More than 6 months after the implementation, Liebeskind notes that Novarad successfully migrated 19 terabytes of data from his practice’s previous PACS into the current PACS system. He is a genuine advocate for a PACS viewer that is similar across referring physicians and radiologists—a viewer that enables a radiologist during a phone consultation with a referring physician to walk through their interpretation.

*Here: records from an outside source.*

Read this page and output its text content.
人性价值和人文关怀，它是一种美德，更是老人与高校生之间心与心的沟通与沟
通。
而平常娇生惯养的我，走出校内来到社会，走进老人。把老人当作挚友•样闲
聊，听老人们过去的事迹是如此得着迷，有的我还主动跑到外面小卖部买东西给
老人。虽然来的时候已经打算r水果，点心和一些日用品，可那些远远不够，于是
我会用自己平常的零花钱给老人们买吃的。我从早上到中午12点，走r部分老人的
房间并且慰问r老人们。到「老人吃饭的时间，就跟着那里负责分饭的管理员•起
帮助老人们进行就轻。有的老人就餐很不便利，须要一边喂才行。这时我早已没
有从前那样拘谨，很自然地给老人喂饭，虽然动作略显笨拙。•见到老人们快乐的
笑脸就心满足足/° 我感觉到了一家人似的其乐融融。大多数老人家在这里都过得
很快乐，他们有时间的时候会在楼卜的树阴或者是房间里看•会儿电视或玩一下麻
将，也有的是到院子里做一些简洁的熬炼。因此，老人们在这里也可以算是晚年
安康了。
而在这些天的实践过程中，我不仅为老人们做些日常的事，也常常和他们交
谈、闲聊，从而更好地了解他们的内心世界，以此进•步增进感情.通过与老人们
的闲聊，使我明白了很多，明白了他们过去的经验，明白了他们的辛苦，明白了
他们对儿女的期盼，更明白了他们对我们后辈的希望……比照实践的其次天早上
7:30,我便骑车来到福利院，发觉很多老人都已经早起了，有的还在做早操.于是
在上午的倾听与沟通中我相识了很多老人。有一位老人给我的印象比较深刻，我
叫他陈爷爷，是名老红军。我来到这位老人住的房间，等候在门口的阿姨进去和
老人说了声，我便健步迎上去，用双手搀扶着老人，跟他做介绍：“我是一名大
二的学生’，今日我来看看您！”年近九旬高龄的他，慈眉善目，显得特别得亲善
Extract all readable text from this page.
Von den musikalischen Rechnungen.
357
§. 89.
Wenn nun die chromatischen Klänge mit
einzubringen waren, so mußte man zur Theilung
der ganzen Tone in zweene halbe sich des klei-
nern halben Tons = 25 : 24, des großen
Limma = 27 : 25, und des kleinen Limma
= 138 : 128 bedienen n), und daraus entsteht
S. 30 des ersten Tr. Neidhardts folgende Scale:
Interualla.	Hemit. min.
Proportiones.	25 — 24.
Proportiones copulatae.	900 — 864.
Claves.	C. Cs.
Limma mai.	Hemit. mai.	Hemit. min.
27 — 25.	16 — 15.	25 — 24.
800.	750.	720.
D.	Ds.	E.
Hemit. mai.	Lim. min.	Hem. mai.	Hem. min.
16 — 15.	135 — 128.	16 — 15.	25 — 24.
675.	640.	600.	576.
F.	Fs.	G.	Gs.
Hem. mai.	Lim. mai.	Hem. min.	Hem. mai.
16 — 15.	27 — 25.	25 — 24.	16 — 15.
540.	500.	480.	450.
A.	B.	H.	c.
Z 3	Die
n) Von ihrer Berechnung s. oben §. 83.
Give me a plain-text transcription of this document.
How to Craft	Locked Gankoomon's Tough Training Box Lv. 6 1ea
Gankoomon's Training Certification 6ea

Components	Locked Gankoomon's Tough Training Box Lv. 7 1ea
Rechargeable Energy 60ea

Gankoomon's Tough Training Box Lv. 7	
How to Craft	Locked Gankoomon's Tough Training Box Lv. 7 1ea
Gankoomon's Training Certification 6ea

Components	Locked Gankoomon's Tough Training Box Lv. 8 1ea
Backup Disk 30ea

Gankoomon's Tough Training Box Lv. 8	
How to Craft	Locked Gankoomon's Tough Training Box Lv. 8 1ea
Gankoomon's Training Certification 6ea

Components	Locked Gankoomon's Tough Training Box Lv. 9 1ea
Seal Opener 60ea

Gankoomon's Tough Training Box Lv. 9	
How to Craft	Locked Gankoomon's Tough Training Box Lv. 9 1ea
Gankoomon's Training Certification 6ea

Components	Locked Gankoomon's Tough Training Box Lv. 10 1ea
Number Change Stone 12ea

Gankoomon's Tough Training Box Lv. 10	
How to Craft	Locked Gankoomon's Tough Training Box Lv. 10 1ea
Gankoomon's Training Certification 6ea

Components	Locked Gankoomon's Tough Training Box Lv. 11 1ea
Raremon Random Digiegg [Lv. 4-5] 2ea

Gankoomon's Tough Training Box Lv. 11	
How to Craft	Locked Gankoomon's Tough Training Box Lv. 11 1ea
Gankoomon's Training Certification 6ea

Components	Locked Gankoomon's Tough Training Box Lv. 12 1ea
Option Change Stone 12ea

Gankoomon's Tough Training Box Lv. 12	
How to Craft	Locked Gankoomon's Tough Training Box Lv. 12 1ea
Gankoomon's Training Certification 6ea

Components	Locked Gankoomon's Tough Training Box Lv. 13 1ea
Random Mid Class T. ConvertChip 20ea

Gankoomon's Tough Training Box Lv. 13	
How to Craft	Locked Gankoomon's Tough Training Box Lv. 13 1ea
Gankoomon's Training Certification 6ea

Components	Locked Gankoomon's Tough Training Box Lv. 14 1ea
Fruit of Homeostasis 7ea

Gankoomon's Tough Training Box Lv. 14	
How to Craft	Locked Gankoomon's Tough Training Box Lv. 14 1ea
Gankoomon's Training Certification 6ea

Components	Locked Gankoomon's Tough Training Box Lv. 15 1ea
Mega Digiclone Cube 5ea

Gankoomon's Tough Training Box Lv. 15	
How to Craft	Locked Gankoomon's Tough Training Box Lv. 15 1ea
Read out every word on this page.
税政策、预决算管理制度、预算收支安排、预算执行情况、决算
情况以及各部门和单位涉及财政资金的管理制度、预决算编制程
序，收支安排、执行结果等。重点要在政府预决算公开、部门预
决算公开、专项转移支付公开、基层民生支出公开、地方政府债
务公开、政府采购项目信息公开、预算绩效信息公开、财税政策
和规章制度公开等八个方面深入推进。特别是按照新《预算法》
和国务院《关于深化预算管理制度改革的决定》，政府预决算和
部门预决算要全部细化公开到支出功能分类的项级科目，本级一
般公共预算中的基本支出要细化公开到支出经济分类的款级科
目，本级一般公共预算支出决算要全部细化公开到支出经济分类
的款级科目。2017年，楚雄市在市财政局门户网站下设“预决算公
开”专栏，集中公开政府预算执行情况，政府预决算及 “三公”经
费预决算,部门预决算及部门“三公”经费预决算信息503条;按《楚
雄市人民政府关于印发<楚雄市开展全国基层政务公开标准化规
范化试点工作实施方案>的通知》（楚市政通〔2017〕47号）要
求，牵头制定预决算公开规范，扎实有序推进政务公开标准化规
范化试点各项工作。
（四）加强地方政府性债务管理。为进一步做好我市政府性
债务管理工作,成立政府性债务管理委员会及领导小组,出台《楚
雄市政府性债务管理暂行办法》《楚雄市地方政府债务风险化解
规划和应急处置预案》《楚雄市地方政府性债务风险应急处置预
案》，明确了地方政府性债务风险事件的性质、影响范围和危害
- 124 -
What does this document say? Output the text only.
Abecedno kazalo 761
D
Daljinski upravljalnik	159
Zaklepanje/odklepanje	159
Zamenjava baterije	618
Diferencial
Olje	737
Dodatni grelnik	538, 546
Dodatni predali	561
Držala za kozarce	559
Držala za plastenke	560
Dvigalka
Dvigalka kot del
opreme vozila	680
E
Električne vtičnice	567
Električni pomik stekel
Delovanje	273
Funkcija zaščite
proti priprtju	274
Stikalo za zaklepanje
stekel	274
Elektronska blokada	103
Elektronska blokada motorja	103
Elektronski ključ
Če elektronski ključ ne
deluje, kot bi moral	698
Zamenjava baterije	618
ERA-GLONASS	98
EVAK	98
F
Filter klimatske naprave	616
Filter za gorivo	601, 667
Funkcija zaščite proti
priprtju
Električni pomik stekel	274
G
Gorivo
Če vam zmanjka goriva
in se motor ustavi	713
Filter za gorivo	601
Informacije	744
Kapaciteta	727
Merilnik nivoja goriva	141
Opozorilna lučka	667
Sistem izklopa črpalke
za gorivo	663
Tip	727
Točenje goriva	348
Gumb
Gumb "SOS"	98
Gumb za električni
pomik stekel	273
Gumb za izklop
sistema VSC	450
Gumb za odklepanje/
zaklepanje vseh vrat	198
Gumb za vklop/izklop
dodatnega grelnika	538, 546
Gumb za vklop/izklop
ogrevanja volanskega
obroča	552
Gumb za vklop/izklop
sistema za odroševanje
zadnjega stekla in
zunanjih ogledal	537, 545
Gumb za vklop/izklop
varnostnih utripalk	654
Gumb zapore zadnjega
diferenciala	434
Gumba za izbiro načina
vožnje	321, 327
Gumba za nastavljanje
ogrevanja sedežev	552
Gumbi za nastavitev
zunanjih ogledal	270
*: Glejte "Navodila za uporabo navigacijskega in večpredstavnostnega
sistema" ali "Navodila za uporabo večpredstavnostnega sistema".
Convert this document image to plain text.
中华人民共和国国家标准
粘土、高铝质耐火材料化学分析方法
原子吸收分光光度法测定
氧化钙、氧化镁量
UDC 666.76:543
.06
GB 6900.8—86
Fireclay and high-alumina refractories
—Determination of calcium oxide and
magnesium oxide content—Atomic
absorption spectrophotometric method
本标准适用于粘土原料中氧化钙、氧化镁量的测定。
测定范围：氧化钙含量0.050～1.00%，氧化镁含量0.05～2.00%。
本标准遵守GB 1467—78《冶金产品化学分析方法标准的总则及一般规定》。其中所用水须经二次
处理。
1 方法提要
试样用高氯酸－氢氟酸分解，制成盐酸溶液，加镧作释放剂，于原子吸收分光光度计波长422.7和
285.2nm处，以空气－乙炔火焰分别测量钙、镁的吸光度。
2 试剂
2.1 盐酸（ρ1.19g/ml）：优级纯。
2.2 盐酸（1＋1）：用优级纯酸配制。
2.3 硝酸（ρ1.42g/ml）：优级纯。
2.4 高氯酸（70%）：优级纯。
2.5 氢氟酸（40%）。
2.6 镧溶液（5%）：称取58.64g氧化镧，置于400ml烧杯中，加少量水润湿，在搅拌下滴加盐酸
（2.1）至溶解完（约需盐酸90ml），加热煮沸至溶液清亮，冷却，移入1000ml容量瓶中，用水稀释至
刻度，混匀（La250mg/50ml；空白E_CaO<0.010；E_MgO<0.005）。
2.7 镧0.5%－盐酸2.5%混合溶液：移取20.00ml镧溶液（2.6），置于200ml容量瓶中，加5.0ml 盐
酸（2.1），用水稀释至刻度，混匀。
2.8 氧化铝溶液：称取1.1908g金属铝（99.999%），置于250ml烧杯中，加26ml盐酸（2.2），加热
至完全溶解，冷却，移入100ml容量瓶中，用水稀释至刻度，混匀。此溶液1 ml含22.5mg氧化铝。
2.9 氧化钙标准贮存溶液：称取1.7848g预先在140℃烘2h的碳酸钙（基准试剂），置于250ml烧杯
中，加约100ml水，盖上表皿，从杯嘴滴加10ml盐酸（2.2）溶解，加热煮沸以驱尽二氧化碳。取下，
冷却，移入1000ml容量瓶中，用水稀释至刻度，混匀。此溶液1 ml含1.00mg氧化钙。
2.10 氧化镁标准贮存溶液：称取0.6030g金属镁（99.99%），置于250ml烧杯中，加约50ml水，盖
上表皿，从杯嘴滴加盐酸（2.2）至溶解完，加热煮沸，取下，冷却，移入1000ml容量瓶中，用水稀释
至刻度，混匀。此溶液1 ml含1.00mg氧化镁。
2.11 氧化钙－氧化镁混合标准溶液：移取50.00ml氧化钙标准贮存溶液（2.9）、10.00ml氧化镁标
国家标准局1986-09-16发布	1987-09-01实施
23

With a unified user interface, said Liebeskind, you don’t have situations where a referring physician “can’t get to this series” or “can’t see the labeling.” This is important, he insists, because he projects that, over the next 5 to 10 years, more and more PACS users will be referring physicians.

—A. Cryts

SOFTEK LAUNCHES NEW VERSION OF ILLUMINATE

With Version 3.0 of Softek Illuminate, administrators can track modality usage.

PACS administrators and others in the radiology department wanting to apply the power of Google—and more—to their radiology reports now have access to a similar search engine, according to Softek Solutions, which announced the release of Version 3.0 of Softek Illuminate at RSNA 2010.

According to Matthew McLenon, chief executive officer of Softek, the information supplied by Illuminate Insight, Analytics, OnPatrol, and ActKnowledge, applications within Softek Illuminate, “improves quality and efficiency in all areas of radiology.” With this solution in place, “radiologists can work faster, more accurately, and with greater confidence,” according to the company. Further, administrators can “track studies for patient follow-up, compliance documentation, proper billing, quality improvement, and modality usage.”

The system spotlights unexpected findings and helps ensure proper patient follow-up.

In addition, said McLenon, “the new system to track unexpected findings holds the potential for organizations to ensure proper patient follow-up care and avoid costly malpractice suits. Also, radiologists gain easy access to information they need as they begin to implement meaningful use measures.”

A recent press release announcing Version 3.0 of Softek Illuminate notes that the solution is now vendor-neutral. According to the company, the solution is in use at the University of Chicago and at the Veterans Affairs Medical Center in San Francisco, among other facilities.